Le paradoxe suisse : taxer sans représenter
Pourtant, il existe aujourd'hui en Suisse un angle mort démocratique que deux arrêts récents du Tribunal cantonal viennent de confirmer de manière éclatante. Un espace où des dizaines de milliers de contribuables financent des communes, des infrastructures, des services publics... sans disposer du moindre droit politique local, ni même du droit de se défendre collectivement.
Ce ne sont pas des résidents étrangers. Ce ne sont pas des entreprises multinationales. Ce sont des citoyens suisses, propriétaires de résidences secondaires, qui paient des taxes communales, contribuent à l'économie locale, entretiennent un patrimoine immobilier... mais ne peuvent ni voter, ni signer une pétition communale, ni participer au débat public dans les communes où ils investissent leur argent et leur attachement.

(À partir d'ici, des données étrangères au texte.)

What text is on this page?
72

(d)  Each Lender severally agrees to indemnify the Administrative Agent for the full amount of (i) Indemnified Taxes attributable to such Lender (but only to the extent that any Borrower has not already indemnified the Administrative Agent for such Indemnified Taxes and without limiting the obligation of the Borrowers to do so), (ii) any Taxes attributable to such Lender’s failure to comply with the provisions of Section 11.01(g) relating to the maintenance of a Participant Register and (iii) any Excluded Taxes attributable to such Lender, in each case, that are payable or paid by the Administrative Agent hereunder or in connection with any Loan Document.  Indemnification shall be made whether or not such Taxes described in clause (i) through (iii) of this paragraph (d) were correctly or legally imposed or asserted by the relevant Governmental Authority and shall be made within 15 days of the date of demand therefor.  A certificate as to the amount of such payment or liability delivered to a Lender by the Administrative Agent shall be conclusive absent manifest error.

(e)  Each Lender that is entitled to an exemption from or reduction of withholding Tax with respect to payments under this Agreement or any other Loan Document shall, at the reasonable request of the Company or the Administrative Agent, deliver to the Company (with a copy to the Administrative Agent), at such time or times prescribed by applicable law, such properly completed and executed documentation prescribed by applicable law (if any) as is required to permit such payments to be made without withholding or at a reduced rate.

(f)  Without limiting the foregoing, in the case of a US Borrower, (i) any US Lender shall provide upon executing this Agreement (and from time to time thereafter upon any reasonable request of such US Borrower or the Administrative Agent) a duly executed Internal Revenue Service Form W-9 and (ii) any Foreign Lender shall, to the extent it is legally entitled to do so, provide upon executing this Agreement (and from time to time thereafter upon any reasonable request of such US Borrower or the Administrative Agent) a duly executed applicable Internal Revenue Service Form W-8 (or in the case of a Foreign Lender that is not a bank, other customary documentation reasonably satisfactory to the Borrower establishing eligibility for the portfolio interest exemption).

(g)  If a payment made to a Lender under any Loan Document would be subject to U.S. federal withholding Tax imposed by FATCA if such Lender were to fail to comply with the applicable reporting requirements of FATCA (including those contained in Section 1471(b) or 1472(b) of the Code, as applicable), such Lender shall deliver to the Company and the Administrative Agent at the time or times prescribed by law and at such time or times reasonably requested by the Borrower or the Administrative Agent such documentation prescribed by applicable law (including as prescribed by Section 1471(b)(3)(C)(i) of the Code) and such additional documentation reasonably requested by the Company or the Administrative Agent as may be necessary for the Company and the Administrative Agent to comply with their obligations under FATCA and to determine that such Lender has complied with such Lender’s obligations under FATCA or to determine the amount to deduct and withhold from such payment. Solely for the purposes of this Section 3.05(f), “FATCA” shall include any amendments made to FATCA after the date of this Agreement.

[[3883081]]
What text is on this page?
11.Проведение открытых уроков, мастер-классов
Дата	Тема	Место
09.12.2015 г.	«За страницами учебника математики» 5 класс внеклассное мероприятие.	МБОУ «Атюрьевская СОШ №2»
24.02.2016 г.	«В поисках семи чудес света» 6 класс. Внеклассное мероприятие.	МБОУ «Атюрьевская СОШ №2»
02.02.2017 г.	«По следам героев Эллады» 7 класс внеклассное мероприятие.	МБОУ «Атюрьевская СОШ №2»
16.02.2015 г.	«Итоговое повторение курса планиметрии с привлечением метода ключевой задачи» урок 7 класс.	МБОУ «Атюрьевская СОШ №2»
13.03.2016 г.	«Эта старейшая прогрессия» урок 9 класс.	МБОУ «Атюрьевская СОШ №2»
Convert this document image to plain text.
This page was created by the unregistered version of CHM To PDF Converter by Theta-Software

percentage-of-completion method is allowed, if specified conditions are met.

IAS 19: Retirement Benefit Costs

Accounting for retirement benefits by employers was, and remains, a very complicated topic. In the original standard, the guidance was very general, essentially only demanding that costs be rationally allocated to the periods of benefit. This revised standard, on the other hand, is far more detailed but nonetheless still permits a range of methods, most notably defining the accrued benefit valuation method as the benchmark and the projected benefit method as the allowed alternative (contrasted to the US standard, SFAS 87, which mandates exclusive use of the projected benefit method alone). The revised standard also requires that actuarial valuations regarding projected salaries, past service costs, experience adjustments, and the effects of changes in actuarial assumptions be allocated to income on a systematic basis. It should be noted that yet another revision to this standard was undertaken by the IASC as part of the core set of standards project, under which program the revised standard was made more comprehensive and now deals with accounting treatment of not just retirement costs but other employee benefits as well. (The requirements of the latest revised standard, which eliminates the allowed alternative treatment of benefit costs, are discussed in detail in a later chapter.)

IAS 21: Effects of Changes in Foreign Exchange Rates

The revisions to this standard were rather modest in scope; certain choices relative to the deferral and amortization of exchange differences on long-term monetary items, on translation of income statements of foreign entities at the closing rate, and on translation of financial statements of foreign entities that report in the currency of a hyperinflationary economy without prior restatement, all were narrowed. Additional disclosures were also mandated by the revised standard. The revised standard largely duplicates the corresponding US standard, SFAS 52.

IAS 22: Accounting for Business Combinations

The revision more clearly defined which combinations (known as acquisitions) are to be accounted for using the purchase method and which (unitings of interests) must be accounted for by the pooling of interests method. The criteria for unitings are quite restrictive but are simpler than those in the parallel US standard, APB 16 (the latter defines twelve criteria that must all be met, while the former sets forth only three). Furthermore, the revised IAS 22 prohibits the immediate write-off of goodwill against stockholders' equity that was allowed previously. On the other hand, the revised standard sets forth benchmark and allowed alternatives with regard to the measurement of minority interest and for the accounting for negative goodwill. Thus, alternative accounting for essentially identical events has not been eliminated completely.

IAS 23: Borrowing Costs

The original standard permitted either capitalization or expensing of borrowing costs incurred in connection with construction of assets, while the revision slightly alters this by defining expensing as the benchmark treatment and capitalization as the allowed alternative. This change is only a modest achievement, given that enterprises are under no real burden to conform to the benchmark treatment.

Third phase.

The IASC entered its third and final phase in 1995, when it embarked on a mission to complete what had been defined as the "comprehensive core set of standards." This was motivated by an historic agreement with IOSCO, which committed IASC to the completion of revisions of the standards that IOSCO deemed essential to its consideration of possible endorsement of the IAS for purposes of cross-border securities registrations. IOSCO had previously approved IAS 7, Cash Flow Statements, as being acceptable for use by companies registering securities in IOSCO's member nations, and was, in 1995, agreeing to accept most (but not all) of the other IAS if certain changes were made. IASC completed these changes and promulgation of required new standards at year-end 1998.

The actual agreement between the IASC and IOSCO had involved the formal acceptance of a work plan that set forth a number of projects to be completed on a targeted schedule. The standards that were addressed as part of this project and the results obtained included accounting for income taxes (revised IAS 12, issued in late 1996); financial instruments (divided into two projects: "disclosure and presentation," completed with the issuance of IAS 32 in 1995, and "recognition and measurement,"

Deux arrêts, un même constat : le système est verrouillé
· Arrêt FI.2024.0145 (Busset/Duc/GDIPRS) : Le recours collectif est impossible
· Arrêt FI.2024.0119 (Koenig) : L'injustice est reconnue, mais la taxe est maintenue
Ces deux décisions combinées créent un double verrouillage :
1. Pas de droits politiques locaux (pas de vote, pas de pétition, pas d'initiative)
2. Pas de droit de recours collectif pour les associations qui défendent leurs intérêts
3. Coût prohibitif de la justice individuelle, même en cas de succès partiel
Cette absence structurelle de contre-pouvoir démocratique crée une tentation dangereuse : celle de taxer sans consulter, d'augmenter les prélèvements sans avoir à en répondre électoralement, et sans que les contribuables puissent s'organiser collectivement pour se défendre.
Premier arrêt : l'impossibilité du recours collectif (FI.2024.0145)
Le 29 octobre 2025, la Cour de droit administratif et public du Tribunal cantonal vaudois a rendu son arrêt dans l'affaire FI.2024.0145 opposant deux propriétaires (Véronique Busset et Brigitte Duc) ainsi que le GDIPRS (Groupement de Défense des Intérêts des Propriétaires de Résidences Secondaires) à la Commune de Blonay-Saint-Légier et à la CITS.
Le verdict en trois points
1. Le recours du GDIPRS : IRRECEVABLE
Le Tribunal a déclaré le recours du GDIPRS irrecevable au motif que l'association ne défend pas directement les intérêts de la majorité de ses membres dans ce cas précis. Traduction : Une association de défense des propriétaires de résidences secondaires ne peut pas agir collectivement en justice pour ses membres. Chaque propriétaire doit recourir individuellement.
2. Les deux recourantes : victoire partielle
Le Tribunal a partiellement admis le recours des deux propriétaires : leur taxe de 1'600 CHF est réduite à 1'200 CHF. Motif : les trois chambres de leur chalet ne sont pas chauffées et ne respectent pas les normes de salubrité.
3. Les frais et indemnités
Les deux recourantes doivent payer 800 CHF de frais + 1'000 CHF d'indemnité à la Commune + 1'000 CHF d'indemnité à la CITS = 2'800 CHF de frais pour économiser 400 CHF.
Bilan : Victoire à la Pyrrhus. Pour un propriétaire lambda, le message est clair : même si vous avez raison, il vaut mieux payer que recourir.
Deuxième arrêt : l'injustice reconnue mais confirmée (FI.2024.0119)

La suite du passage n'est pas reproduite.